For an office space, you can probably get by without going there to do a thorough research. If you are dealing with retail space, I'd suggest that you buy a book on how to evaluate a retail space and then spend a couple of days there to observe the traffic flow yourself. Observe how pedestrains walk and turn at certain corners. Most retail locations have a reputation among the retailers in that area, that's why even in a high traffic arcade, you will still see a few blind spots that will be consistently left vacant. If you are investing in a mall, do pay attention to see if there are already anchor shops, it would be nice if you can find out how long their leases last.
 
The opportunity is actually a shed ... well actually 2 sheds.

One shed is currently leased as described above to NDC (spin-off from Telstra) ... while the other shed is currently vacant and undergoing refurbishment.

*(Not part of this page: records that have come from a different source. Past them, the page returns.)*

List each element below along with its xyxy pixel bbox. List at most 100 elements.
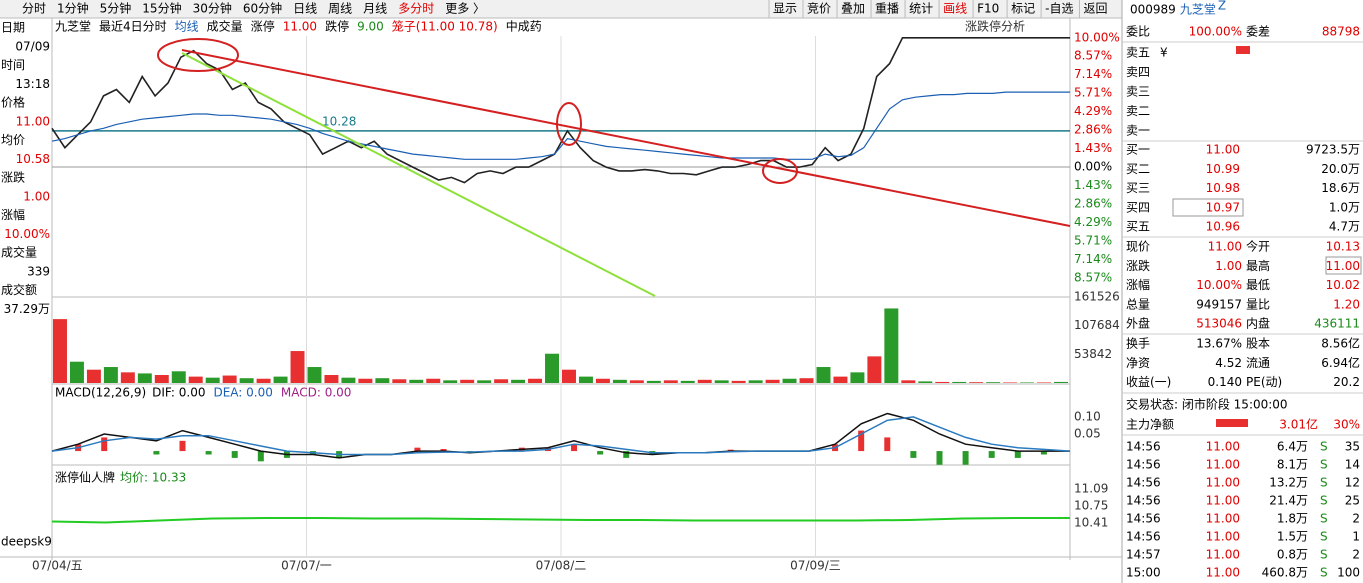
- toolbar-tab[interactable]: 多分时: [398, 2, 434, 16]
- toolbar-bg: [0, 0, 1122, 18]
- volume-bar: [595, 378, 610, 383]
- volume-bar: [460, 379, 475, 383]
- toolbar-button[interactable]: -自选: [1045, 2, 1073, 16]
- macd-bar: [936, 451, 943, 465]
- volume-bar: [494, 379, 509, 383]
- volume-bar: [748, 380, 763, 383]
- sell-label: 卖五: [1126, 46, 1150, 60]
- chart-header-item: 9.00: [357, 20, 384, 34]
- info-value: 10.00%: [4, 227, 50, 241]
- stat-label: 今开: [1246, 239, 1270, 254]
- indicator-name: deepsk9: [1, 535, 52, 549]
- trade-cell: 14:56: [1126, 494, 1161, 508]
- info-value: 07/09: [15, 40, 50, 54]
- macd-bar: [153, 451, 160, 455]
- volume-bar: [833, 376, 848, 383]
- stat-value: 11.00: [1208, 240, 1242, 254]
- input-box: [1172, 198, 1244, 217]
- volume-bar: [392, 379, 407, 383]
- macd-bar: [1040, 451, 1047, 455]
- analysis-button[interactable]: 涨跌停分析: [965, 19, 1025, 34]
- y-tick-label: 4.29%: [1074, 104, 1112, 118]
- toolbar-button[interactable]: 竞价: [807, 2, 831, 16]
- toolbar-button[interactable]: 叠加: [841, 2, 865, 16]
- toolbar-button[interactable]: 返回: [1083, 2, 1107, 16]
- stat-value: 11.00: [1326, 259, 1360, 273]
- toolbar-tab[interactable]: 日线: [293, 2, 317, 16]
- info-label: 成交额: [1, 282, 37, 297]
- trade-cell: 35: [1345, 440, 1360, 454]
- y-tick-label: 161526: [1074, 290, 1120, 304]
- toolbar-button[interactable]: F10: [977, 2, 999, 16]
- chart-header-item: 九芝堂: [55, 19, 91, 34]
- stat-value: 513046: [1196, 317, 1242, 331]
- volume-bar: [171, 371, 186, 383]
- buy-volume: 9723.5万: [1306, 143, 1360, 157]
- info-label: 涨幅: [1, 207, 25, 222]
- volume-bar: [545, 353, 559, 383]
- stat-label: 最低: [1246, 278, 1270, 292]
- toolbar-button[interactable]: 统计: [909, 2, 933, 16]
- stat-label: 涨幅: [1126, 277, 1150, 292]
- volume-bar: [884, 308, 899, 383]
- macd-bar: [179, 440, 186, 452]
- toolbar-tab[interactable]: 30分钟: [193, 1, 232, 16]
- info-value: 37.29万: [4, 302, 50, 316]
- buy-label: 买三: [1126, 181, 1150, 195]
- toolbar-tab[interactable]: 周线: [328, 2, 352, 16]
- volume-bar: [426, 378, 441, 383]
- toolbar-tab[interactable]: 月线: [363, 2, 387, 16]
- volume-bar: [103, 367, 118, 383]
- line-series: [51, 91, 1070, 160]
- toolbar-tab[interactable]: 60分钟: [243, 1, 282, 16]
- drawings: [157, 38, 1071, 297]
- trade-cell: S: [1320, 530, 1328, 544]
- toolbar-tab[interactable]: 1分钟: [57, 1, 89, 16]
- highlight-circle: [556, 102, 582, 146]
- stat-value: 436111: [1314, 317, 1360, 331]
- stat-value: 20.2: [1333, 375, 1360, 389]
- toolbar-tab[interactable]: 分时: [22, 2, 46, 16]
- info-value: 10.58: [16, 152, 50, 166]
- quote-value: 100.00%: [1189, 25, 1242, 39]
- flow-percent: 30%: [1333, 418, 1360, 432]
- line-series: [51, 517, 1070, 524]
- sell-label: 卖一: [1126, 124, 1150, 138]
- y-tick-label: 0.10: [1074, 409, 1101, 423]
- buy-price: 11.00: [1206, 143, 1240, 157]
- toolbar-tab[interactable]: 5分钟: [100, 1, 132, 16]
- y-tick-label: 7.14%: [1074, 67, 1112, 81]
- stat-value: 4.52: [1215, 356, 1242, 370]
- macd-bar: [414, 447, 421, 452]
- volume-bar: [154, 375, 169, 383]
- trade-cell: 11.00: [1206, 548, 1240, 562]
- toolbar-tab[interactable]: 更多 〉: [445, 2, 485, 16]
- macd-bar: [571, 444, 578, 452]
- trade-cell: 11.00: [1206, 494, 1240, 508]
- toolbar-button[interactable]: 画线: [943, 2, 967, 16]
- toolbar-button[interactable]: 重播: [875, 2, 899, 16]
- volume-bar: [341, 377, 356, 383]
- trade-cell: 1: [1352, 530, 1360, 544]
- sell-label: 卖三: [1126, 85, 1150, 99]
- toolbar-button[interactable]: 显示: [773, 2, 797, 16]
- volume-bar: [629, 380, 644, 383]
- buy-price: 10.96: [1206, 220, 1240, 234]
- toolbar-button[interactable]: 标记: [1011, 2, 1035, 16]
- flow-bar: [1216, 419, 1248, 427]
- trade-cell: 14:56: [1126, 476, 1161, 490]
- x-tick-label: 07/09/三: [790, 559, 841, 573]
- buy-label: 买四: [1126, 200, 1150, 214]
- stat-value: 0.140: [1208, 375, 1242, 389]
- macd-bar: [623, 451, 630, 458]
- trade-cell: 11.00: [1206, 512, 1240, 526]
- toolbar-tab[interactable]: 15分钟: [142, 1, 181, 16]
- volume-bar: [86, 369, 101, 383]
- sell-label: 卖四: [1126, 65, 1150, 79]
- buy-volume: 1.0万: [1329, 200, 1360, 214]
- x-tick-label: 07/04/五: [32, 559, 83, 573]
- info-value: 11.00: [16, 115, 50, 129]
- volume-bar: [867, 356, 882, 383]
- volume-bar: [935, 381, 950, 383]
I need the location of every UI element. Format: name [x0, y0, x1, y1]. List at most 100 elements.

The vendor is willing to provide a written guarantee that the second shed can be leased for 2 years).

We had a look through the place and it looks well maintained and in good condition.

Our initial enquiries suggest that the vendor is selling up to invest in other opportunities.

bluejeans
 
Lilith

Very good point regarding traffic and traffic patterns.

My ex-bank is in a great spot, high visibility, but was 'invisible' for a long time.

The whole frontage is tinted glass, which makes it very difficult to connect the inside with the outside.

My tenants have 'bannered' the shop, installed neon signs fitted inside against the street windows (the signs are lit continuously), had the rear of the shop (opposite the railway station) fully sign painted, etc

Now, the shop is 'known' to everybody. It has gone from being a shop among others to being a local landmark.

A lump of ugly clay can be turned into the most beautiful and valuable sculpture in the hands of a skilled potter.

You're right. It is important to see how many other skilled potters there are in the immediate vicinity, and to know how skilled your tenant is.

The same is true of any business and of any investment.

Cheers

Kristine
 
Many thanks all,

From the advice provided, and after doing some further research, it would appear that putting money in a couple of sheds would not be a wise way to invest my capital.